Quite predictably, in the hours after the assassination, Israel did not comment on reports coming from Tehran, but in parallel with the reports, Netanyahu released a video that opens with the sentence: “I want to share with you a list of things I did this week, a partial list because I can not tell you everything.”

Whether Israel carried out the assassination through the Mossad or not, there is no doubt that this is a dramatic assassination of a senior nuclear scientist, who is considered the man who was supposed to lead Iran to the bomb.

Fahrizda was in charge of the Iranian nuclear program on behalf of the Revolutionary Guards, and his uniqueness was that beyond his scientific knowledge and being an expert in nuclear physics, he had a close and close connection with Iran’s supreme leader, Ali Khamenei. Despite being part of the Revolutionary Guards, Fahrizadeh was not part of the organization’s hierarchy, but worked directly with Khamenei.

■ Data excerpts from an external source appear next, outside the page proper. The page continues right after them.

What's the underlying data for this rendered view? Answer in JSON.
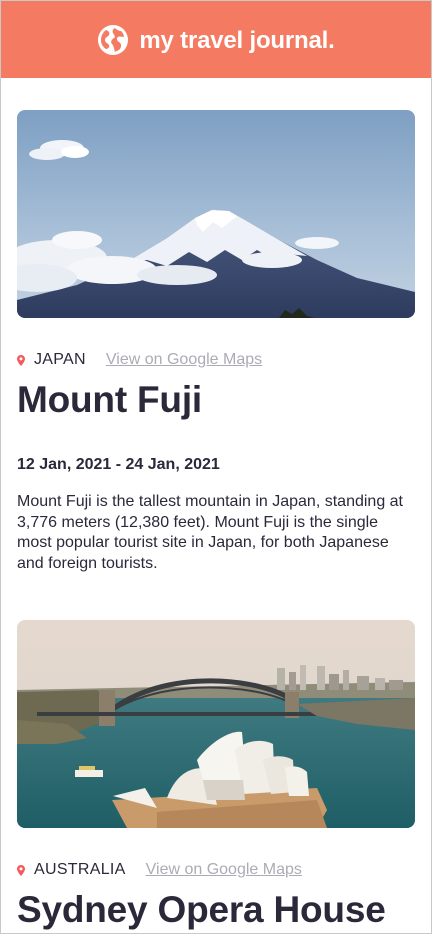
{
  "header": {
    "title": "my travel journal.",
    "icon": "globe-icon",
    "background": "#f57a62"
  },
  "entries": [
    {
      "country": "JAPAN",
      "maps_link": "View on Google Maps",
      "title": "Mount Fuji",
      "dates": "12 Jan, 2021 - 24 Jan, 2021",
      "description": "Mount Fuji is the tallest mountain in Japan, standing at 3,776 meters (12,380 feet). Mount Fuji is the single most popular tourist site in Japan, for both Japanese and foreign tourists."
    },
    {
      "country": "AUSTRALIA",
      "maps_link": "View on Google Maps",
      "title": "Sydney Opera House"
    }
  ],
  "colors": {
    "accent": "#f57a62",
    "text": "#2b283a",
    "muted": "#918e9b",
    "pin": "#f55a5a"
  }
}
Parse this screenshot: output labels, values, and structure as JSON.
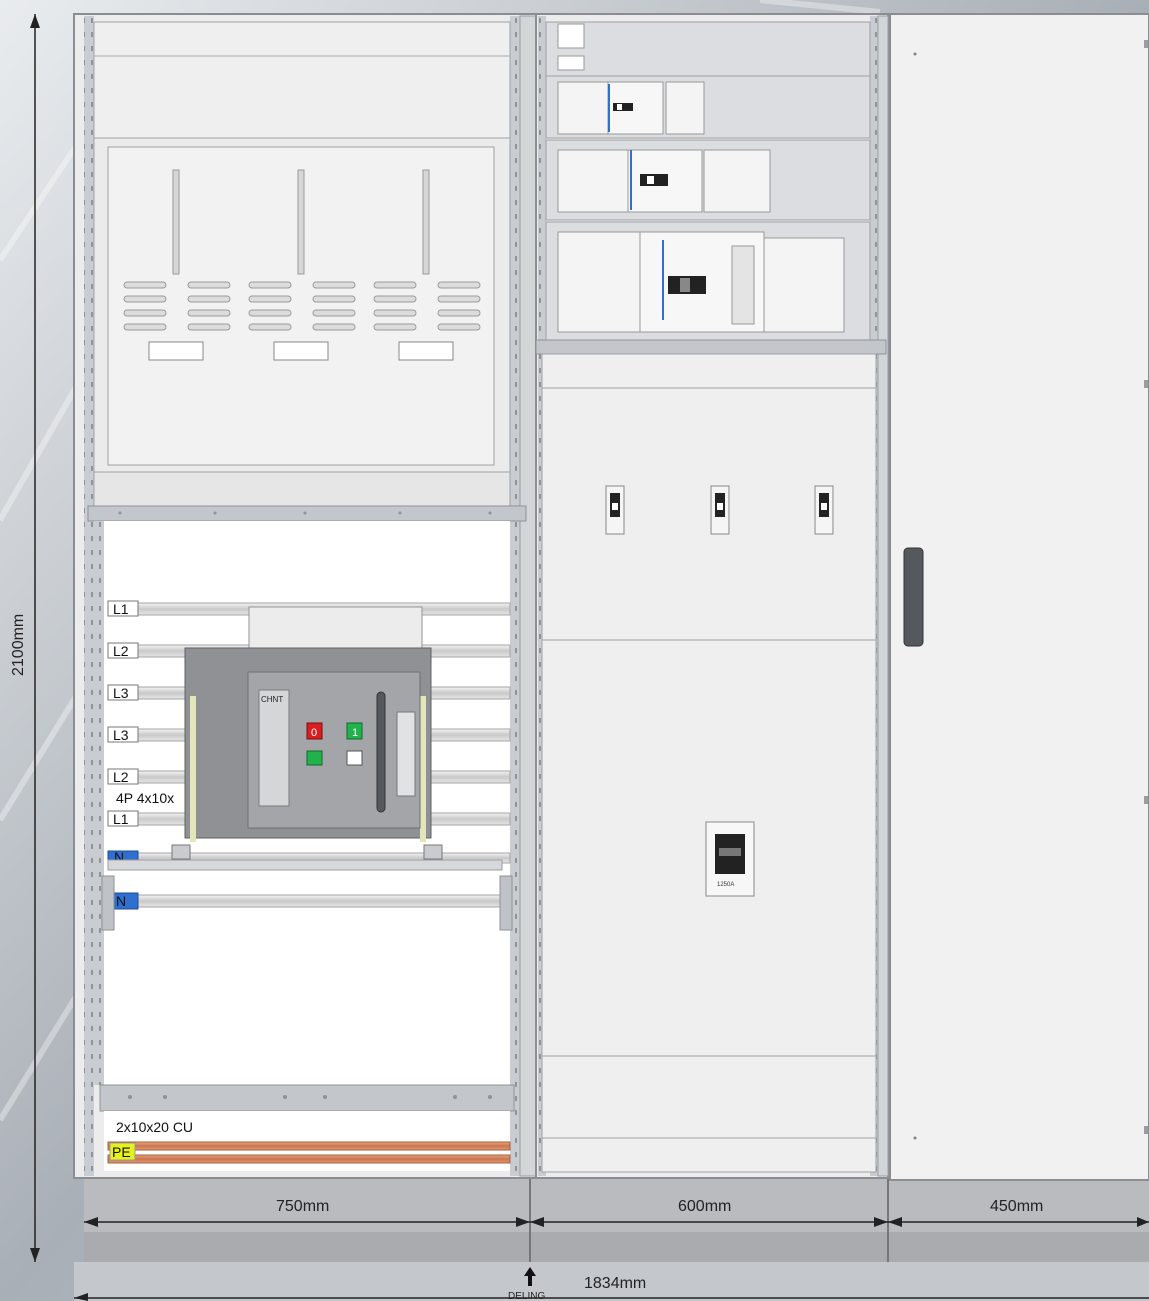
{
  "dimensions": {
    "height": "2100mm",
    "section_widths": [
      "750mm",
      "600mm",
      "450mm"
    ],
    "total_width": "1834mm",
    "split_marker": "DELING"
  },
  "busbars": {
    "phase_tags": [
      "L1",
      "L2",
      "L3",
      "L3",
      "L2",
      "L1",
      "N",
      "N",
      "PE"
    ],
    "main_spec": "4P 4x10x",
    "pe_spec": "2x10x20 CU"
  },
  "breaker": {
    "brand": "CHNT",
    "off_label": "0",
    "on_label": "1"
  },
  "mccb_rating": "1250A",
  "colors": {
    "off_button": "#d81e1e",
    "on_button": "#22b24c",
    "neutral_tag": "#2f6fd0",
    "pe_tag": "#e6f21c",
    "copper": "#d98a62"
  }
}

As far as is known, he was also responsible for the Iranian nuclear concealment program, and despite the International Atomic Energy Agency’s demand, it never met with its representatives. Given its importance, Fahrizda lived as wanted, and there was a tight security envelope around him around the clock. According to reports in Iran, some of the assassins in Fahrizadeh were injured, but as mentioned, these are contradictory and not necessarily reliable reports.

Netanyahu unveils the nuclear archive, 2018 // Photo: Coco
The elimination of Pharisees indicates very high capabilities in the field of intelligence gathering and of course very impressive operational capabilities. Apart from an operational opportunity and very precise execution, if indeed Israel was behind the assassination, it seems that the timing of the assassination stemmed from the intersection of two significant circumstances: the first is the end of Donald Trump’s presidency, and the second is Iran’s uranium.

It will be recalled that between 2010 and 2012, the assassinations of four nuclear scientists in Iran were attributed to Israel, but these were ruled out for a long time, partly in light of the then US President Barack Obama’s negotiations with Iran on the nuclear issue.

As with any person killed, Pharisees will probably have a replacement, but it is doubtful that he will have the same special and close connection with Iran’s supreme leader. The Iranian Revolutionary Guardsman, Qassem Suleimani, who was assassinated by the Americans earlier this year, also has a successor, Ismail Kaani, but by all accounts he is unable to step into the big shoes of the assassinated leader, and he does not have the same abilities and influence as Suleimani.

The evacuation of the Iranian scientist Muhsin Fahrizda to the hospital after his assassination

One way or another, the assassination in the heart of Tehran is a knife stab in the soft underbelly of the Iranians. In recent hours, Iran’s foreign minister, Muhammad Zarif, has hinted at Israeli involvement in the assassination. At the same time, it will probably take time for Iran to understand what happened, and Tehran will think carefully before pointing the finger of blame at one factor or another, and carefully examine whether it has any operational capability to avenge his death.